MOJOK.CO – Menko Polhukam Mahfud MD berpendapat bahwa sebenarnya politik identitas itu tidak dilarang. Namun, syaratnya, praktik tersebut harus dipakai untuk bersatu, bukan menjatuhkan satu sama lain.
“Kita boleh gunakan identitas diri sebagai semangat bersatu, berbagi peran untuk membangun Indonesia berdasarkan identitas masing-masing,” ujar Mahfud, Selasa (28/2/2023) kemarin.
Pernyataan ini muncul sebagai respons atas perkataan Ketum Partai Ummat Muhammad Ridho, yang menyebut bahwa parpolnya akan menggunakan strategi politik identitas pada Pemilu 2024 nanti.
Menurut Ridho, tak ada salahnya parpolnya melakukan kampanye di tempat-tempat peribadahan seperti masjid.
Lebih lanjut, menurut Mahfud politik identitas sebenarnya memang tidak masalah selama konteksnya tidak menyerang habis orang lain. Bahkan, kata dia, masjid boleh dijadikan tempat untuk ceramah politik, asalkan memberi inspirasi positif.
“Kita kurangi ya, soal politik identitas. Politik identitas itu artinya bukan menghilangkan identitas politik, bahwa Anda orang Jawa itu identitas politik, bahwa Anda orang Islam itu identitas politik,” tegasnya.
Bahkan, ia juga menegaskan, bahwa politik identitas juga tidak perlu dihilangkan karena setiap warga negara sudah erat dengan identitasnya masing-masing misalnya seperti ras, suku, dan agama. Sehingga, identitas setiap warga itu hanya perlu dipakai untuk berpolitik dalam membangun bangsa.
“Berbagi peran untuk membangun Indonesia berdasar identitas masing-masing,” lanjut Mahfud.
Terkait niat Partai Ummat yang ingin melangsungkan ceramah politik di masjid-masjid, menteri asal Madura ini menuturkan bahwa dirinya sama sekali tak akan melarang.
“[Isi ceramah politik] harus soal menegakkan keadilan, tegakkan hukum, berantas korupsi, itu politik inspiratif. Tapi kalau si A jangan dipilih, si B boleh dipilih, itu tak boleh di masjid,” kata Mahfud mengingatkan.
Dulu, sangat mengecam politik identitas
Pernyataan Mahfud baru-baru ini sebenarnya berbanding terbalik dengan sikapnya dulu, saat ia belum menjadi menteri. Pada 2019 lalu, kepada Tempo Mahfud pernah menegaskan bahwa dirinya mengutuk perilaku-perilaku politik identitas karena hanya bakal menimbulkan perpecahan.

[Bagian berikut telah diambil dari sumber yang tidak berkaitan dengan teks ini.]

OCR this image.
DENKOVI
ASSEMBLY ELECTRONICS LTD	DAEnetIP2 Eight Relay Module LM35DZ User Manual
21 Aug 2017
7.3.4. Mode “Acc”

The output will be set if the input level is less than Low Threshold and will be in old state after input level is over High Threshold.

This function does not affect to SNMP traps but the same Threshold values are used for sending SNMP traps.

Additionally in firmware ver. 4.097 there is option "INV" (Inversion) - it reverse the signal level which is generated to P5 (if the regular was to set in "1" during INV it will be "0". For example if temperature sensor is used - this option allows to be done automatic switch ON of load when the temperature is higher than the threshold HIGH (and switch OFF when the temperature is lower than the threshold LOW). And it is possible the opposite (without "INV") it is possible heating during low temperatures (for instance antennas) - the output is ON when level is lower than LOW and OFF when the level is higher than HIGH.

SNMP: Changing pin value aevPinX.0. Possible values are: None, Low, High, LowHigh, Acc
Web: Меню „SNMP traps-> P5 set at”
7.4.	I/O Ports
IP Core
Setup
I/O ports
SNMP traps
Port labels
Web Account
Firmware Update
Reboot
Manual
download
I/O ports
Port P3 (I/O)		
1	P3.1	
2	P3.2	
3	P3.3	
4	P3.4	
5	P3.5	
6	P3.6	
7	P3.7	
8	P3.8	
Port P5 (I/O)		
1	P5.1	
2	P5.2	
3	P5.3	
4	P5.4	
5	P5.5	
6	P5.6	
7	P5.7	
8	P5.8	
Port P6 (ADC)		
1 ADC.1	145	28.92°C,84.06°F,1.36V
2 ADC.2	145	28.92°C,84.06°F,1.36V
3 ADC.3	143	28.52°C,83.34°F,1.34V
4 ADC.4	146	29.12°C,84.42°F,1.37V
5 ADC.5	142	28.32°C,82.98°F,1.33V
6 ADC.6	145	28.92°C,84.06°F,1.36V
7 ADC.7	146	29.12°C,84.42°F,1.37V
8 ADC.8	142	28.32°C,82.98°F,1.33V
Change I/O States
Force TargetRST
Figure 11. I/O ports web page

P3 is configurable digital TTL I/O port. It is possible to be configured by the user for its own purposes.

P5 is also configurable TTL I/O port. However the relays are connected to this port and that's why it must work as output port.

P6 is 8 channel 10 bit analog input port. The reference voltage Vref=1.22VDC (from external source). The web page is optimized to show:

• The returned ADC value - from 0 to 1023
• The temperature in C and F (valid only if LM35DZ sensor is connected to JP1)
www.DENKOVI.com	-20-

“Saat ini gejala perpecahan bangsa makin terasa karena politik identitas semakin kental,” kata Mahfud saat itu.
Menurut Mahfud, identitas nasional Indonesia sebagai bangsa yang beragam telah dipaksa pecah menjadi sub-sub identitas yang sifatnya saling menyerang.
Hal yang kerap dimainkan aktor politik identitas, kata dia, adalah politik dalam bungkus agama. Alhasil, masyarakat muslim yang notabene mayoritas pun jadi terbelah.
Misalnya, saling tuding siapa yang “Islamnya lebih benar”, atau si A menuding si B bukan Islam dan juga sebaliknya.
“Gejala perpecahan ini semakin diprovokasi dan disiram dengan berita hoax, perpaduan ini yang memengaruhi persepsi dan perilaku masyarakat, ini yang berbahaya,” kata Mahfud.